Which makes Steve Earle's intelligent and thought provoking album Jerusalem all the more remarkable and courageous. Already receiving stick in his homeland for the track "John Walker's Blues", which deals sympathetically with the American youth captured whilst fighting for the Taliban, Earle has refused to jump prematurely to angry conclusions, but done what any decent artist ought to do in the situation, which is try to learn about Islam, and shine a light on both this "alien" culture and his own. "Ashes To Ashes" opens the album with perhaps its most un-American sentiment – an assertion of the impermanence of empires that goes against the grain of his country's imperial arrogance – before "Amerika V.6.0" offers a sardonic portrait of a once proud nation reduced to corporate venality and riven by class, wealth and racial divisions.

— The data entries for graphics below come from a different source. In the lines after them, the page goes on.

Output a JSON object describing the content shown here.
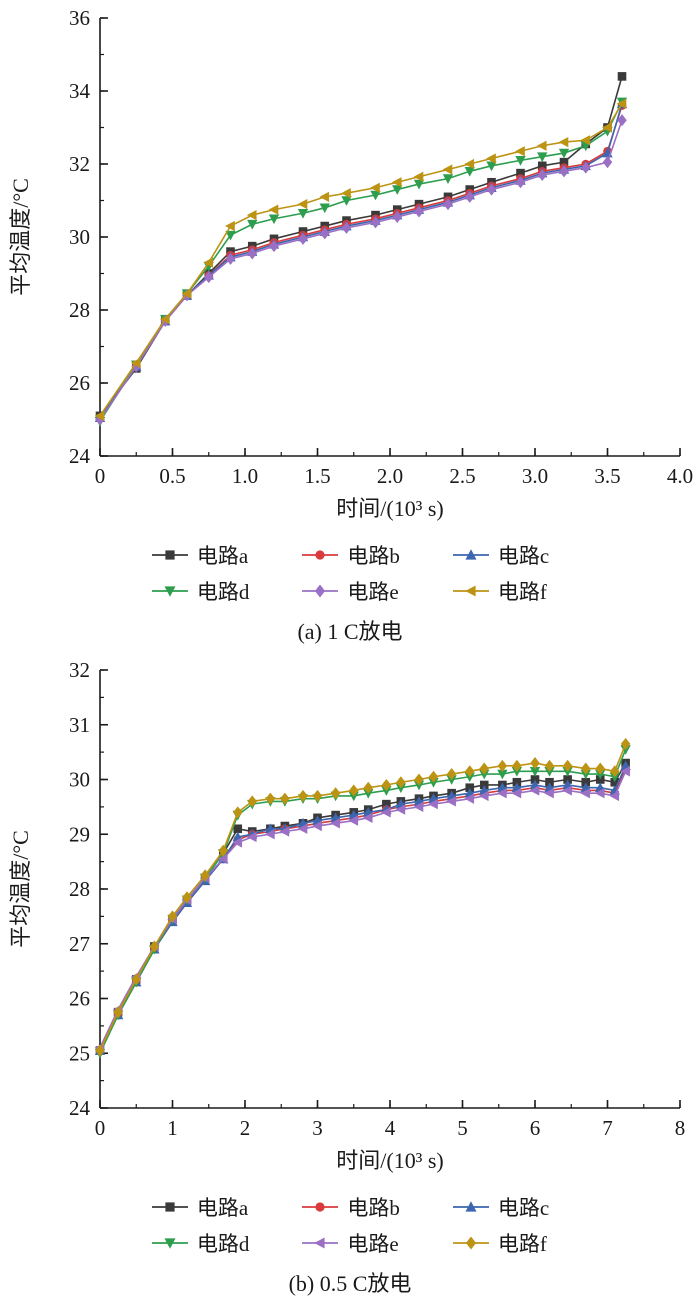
{
  "chart_data": [
    {
      "key": "a",
      "type": "line",
      "caption": "(a) 1 C放电",
      "xlabel": "时间/(10³ s)",
      "ylabel": "平均温度/°C",
      "xlim": [
        0,
        4.0
      ],
      "ylim": [
        24,
        36
      ],
      "xticks": [
        0,
        0.5,
        1.0,
        1.5,
        2.0,
        2.5,
        3.0,
        3.5,
        4.0
      ],
      "xtick_labels": [
        "0",
        "0.5",
        "1.0",
        "1.5",
        "2.0",
        "2.5",
        "3.0",
        "3.5",
        "4.0"
      ],
      "yticks": [
        24,
        26,
        28,
        30,
        32,
        34,
        36
      ],
      "ytick_labels": [
        "24",
        "26",
        "28",
        "30",
        "32",
        "34",
        "36"
      ],
      "x_minor_step": 0.25,
      "y_minor_step": 1,
      "grid": false,
      "legend_position": "below",
      "x": [
        0,
        0.25,
        0.45,
        0.6,
        0.75,
        0.9,
        1.05,
        1.2,
        1.4,
        1.55,
        1.7,
        1.9,
        2.05,
        2.2,
        2.4,
        2.55,
        2.7,
        2.9,
        3.05,
        3.2,
        3.35,
        3.5,
        3.6
      ],
      "series": [
        {
          "key": "a",
          "name": "电路a",
          "color": "#3a3a3a",
          "marker": "square",
          "values": [
            25.1,
            26.4,
            27.7,
            28.4,
            29.0,
            29.6,
            29.75,
            29.95,
            30.15,
            30.3,
            30.45,
            30.6,
            30.75,
            30.9,
            31.1,
            31.3,
            31.5,
            31.75,
            31.95,
            32.05,
            32.55,
            33.0,
            34.4
          ]
        },
        {
          "key": "b",
          "name": "电路b",
          "color": "#d93a3e",
          "marker": "circle",
          "values": [
            25.05,
            26.45,
            27.7,
            28.4,
            28.95,
            29.5,
            29.65,
            29.85,
            30.05,
            30.2,
            30.35,
            30.5,
            30.65,
            30.8,
            31.0,
            31.2,
            31.4,
            31.6,
            31.8,
            31.9,
            32.0,
            32.35,
            33.6
          ]
        },
        {
          "key": "c",
          "name": "电路c",
          "color": "#3c66b0",
          "marker": "triangle-up",
          "values": [
            25.05,
            26.45,
            27.7,
            28.4,
            28.95,
            29.45,
            29.6,
            29.8,
            30.0,
            30.15,
            30.3,
            30.45,
            30.6,
            30.75,
            30.95,
            31.15,
            31.35,
            31.55,
            31.75,
            31.85,
            31.95,
            32.3,
            33.65
          ]
        },
        {
          "key": "d",
          "name": "电路d",
          "color": "#2d9e4e",
          "marker": "triangle-down",
          "values": [
            24.95,
            26.5,
            27.75,
            28.45,
            29.2,
            30.05,
            30.35,
            30.5,
            30.65,
            30.8,
            31.0,
            31.15,
            31.3,
            31.45,
            31.6,
            31.8,
            31.95,
            32.1,
            32.2,
            32.3,
            32.5,
            32.9,
            33.7
          ]
        },
        {
          "key": "e",
          "name": "电路e",
          "color": "#9a6fc4",
          "marker": "diamond",
          "values": [
            25.0,
            26.45,
            27.7,
            28.4,
            28.9,
            29.4,
            29.55,
            29.75,
            29.95,
            30.1,
            30.25,
            30.4,
            30.55,
            30.7,
            30.9,
            31.1,
            31.3,
            31.5,
            31.7,
            31.8,
            31.9,
            32.05,
            33.2
          ]
        },
        {
          "key": "f",
          "name": "电路f",
          "color": "#bd9314",
          "marker": "triangle-left",
          "values": [
            25.1,
            26.55,
            27.75,
            28.45,
            29.3,
            30.3,
            30.6,
            30.75,
            30.9,
            31.1,
            31.2,
            31.35,
            31.5,
            31.65,
            31.85,
            32.0,
            32.15,
            32.35,
            32.5,
            32.6,
            32.65,
            33.0,
            33.65
          ]
        }
      ]
    },
    {
      "key": "b",
      "type": "line",
      "caption": "(b) 0.5 C放电",
      "xlabel": "时间/(10³ s)",
      "ylabel": "平均温度/°C",
      "xlim": [
        0,
        8
      ],
      "ylim": [
        24,
        32
      ],
      "xticks": [
        0,
        1,
        2,
        3,
        4,
        5,
        6,
        7,
        8
      ],
      "xtick_labels": [
        "0",
        "1",
        "2",
        "3",
        "4",
        "5",
        "6",
        "7",
        "8"
      ],
      "yticks": [
        24,
        25,
        26,
        27,
        28,
        29,
        30,
        31,
        32
      ],
      "ytick_labels": [
        "24",
        "25",
        "26",
        "27",
        "28",
        "29",
        "30",
        "31",
        "32"
      ],
      "x_minor_step": 0.5,
      "y_minor_step": 0.5,
      "grid": false,
      "legend_position": "below",
      "x": [
        0,
        0.25,
        0.5,
        0.75,
        1.0,
        1.2,
        1.45,
        1.7,
        1.9,
        2.1,
        2.35,
        2.55,
        2.8,
        3.0,
        3.25,
        3.5,
        3.7,
        3.95,
        4.15,
        4.4,
        4.6,
        4.85,
        5.1,
        5.3,
        5.55,
        5.75,
        6.0,
        6.2,
        6.45,
        6.7,
        6.9,
        7.1,
        7.25
      ],
      "series": [
        {
          "key": "a",
          "name": "电路a",
          "color": "#3a3a3a",
          "marker": "square",
          "values": [
            25.05,
            25.75,
            26.35,
            26.95,
            27.45,
            27.8,
            28.2,
            28.65,
            29.1,
            29.05,
            29.1,
            29.15,
            29.2,
            29.3,
            29.35,
            29.4,
            29.45,
            29.55,
            29.6,
            29.65,
            29.7,
            29.75,
            29.85,
            29.9,
            29.9,
            29.95,
            30.0,
            29.95,
            30.0,
            29.95,
            30.0,
            29.95,
            30.3
          ]
        },
        {
          "key": "b",
          "name": "电路b",
          "color": "#d93a3e",
          "marker": "circle",
          "values": [
            25.05,
            25.7,
            26.3,
            26.9,
            27.4,
            27.75,
            28.15,
            28.55,
            28.9,
            29.0,
            29.05,
            29.1,
            29.15,
            29.2,
            29.25,
            29.3,
            29.35,
            29.45,
            29.5,
            29.55,
            29.6,
            29.65,
            29.7,
            29.75,
            29.8,
            29.8,
            29.85,
            29.8,
            29.85,
            29.8,
            29.8,
            29.75,
            30.2
          ]
        },
        {
          "key": "c",
          "name": "电路c",
          "color": "#3c66b0",
          "marker": "triangle-up",
          "values": [
            25.05,
            25.7,
            26.3,
            26.9,
            27.4,
            27.75,
            28.15,
            28.55,
            28.95,
            29.0,
            29.1,
            29.1,
            29.2,
            29.25,
            29.3,
            29.35,
            29.4,
            29.45,
            29.55,
            29.6,
            29.65,
            29.7,
            29.75,
            29.8,
            29.85,
            29.85,
            29.9,
            29.85,
            29.9,
            29.85,
            29.85,
            29.8,
            30.25
          ]
        },
        {
          "key": "d",
          "name": "电路d",
          "color": "#2d9e4e",
          "marker": "triangle-down",
          "values": [
            25.0,
            25.7,
            26.3,
            26.9,
            27.45,
            27.8,
            28.2,
            28.65,
            29.35,
            29.55,
            29.6,
            29.6,
            29.65,
            29.65,
            29.7,
            29.7,
            29.75,
            29.8,
            29.85,
            29.9,
            29.95,
            30.0,
            30.05,
            30.1,
            30.1,
            30.15,
            30.15,
            30.15,
            30.15,
            30.1,
            30.1,
            30.05,
            30.55
          ]
        },
        {
          "key": "e",
          "name": "电路e",
          "color": "#9a6fc4",
          "marker": "triangle-left",
          "values": [
            25.1,
            25.8,
            26.4,
            26.95,
            27.45,
            27.8,
            28.2,
            28.55,
            28.85,
            28.95,
            29.0,
            29.05,
            29.1,
            29.15,
            29.2,
            29.25,
            29.3,
            29.4,
            29.45,
            29.5,
            29.55,
            29.6,
            29.65,
            29.7,
            29.75,
            29.75,
            29.8,
            29.75,
            29.8,
            29.75,
            29.75,
            29.7,
            30.15
          ]
        },
        {
          "key": "f",
          "name": "电路f",
          "color": "#bd9314",
          "marker": "diamond",
          "values": [
            25.05,
            25.75,
            26.35,
            26.95,
            27.5,
            27.85,
            28.25,
            28.7,
            29.4,
            29.6,
            29.65,
            29.65,
            29.7,
            29.7,
            29.75,
            29.8,
            29.85,
            29.9,
            29.95,
            30.0,
            30.05,
            30.1,
            30.15,
            30.2,
            30.25,
            30.25,
            30.3,
            30.25,
            30.25,
            30.2,
            30.2,
            30.15,
            30.65
          ]
        }
      ]
    }
  ]
}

Like much of the album, it's set to a gritty "Jumpin' Jack Flash" raunch that helps his ironies punch home like uppercuts, defiant and proud.

"Conspiracy Theory" muses upon the resumption of ignorance that's crept over his country since the Sixties, the chorus mocking abandoned principles: "What if you could've been there on that day in Dallas/What if you could wrestle back the hands of time/Maybe somethin' could've been done in Memphis/We wouldn't be livin' in a Dream that's died". The way in which the American Dream died is illustrated in "John Walker's Blues", which finds the protagonist adrift in what he perceives as an alien culture – "I'm just an American boy, raised on MTV/And I've seen all those kids in the soda-pop ads/But none of 'em looked like me" – and finding a purity and nobility in Islam which contrasts starkly with his own country's empty, materialist values. Not all the album is about the widening ripples of September 11, but it's all marked by the same principled, independent spirit, whether Earle's considering wanderlust, immigrants, or the hapless situation of the convict. Yet though his countrymen may attack Earle for what they regard as his anti-American attitude, few other albums will arouse as much sympathy for America.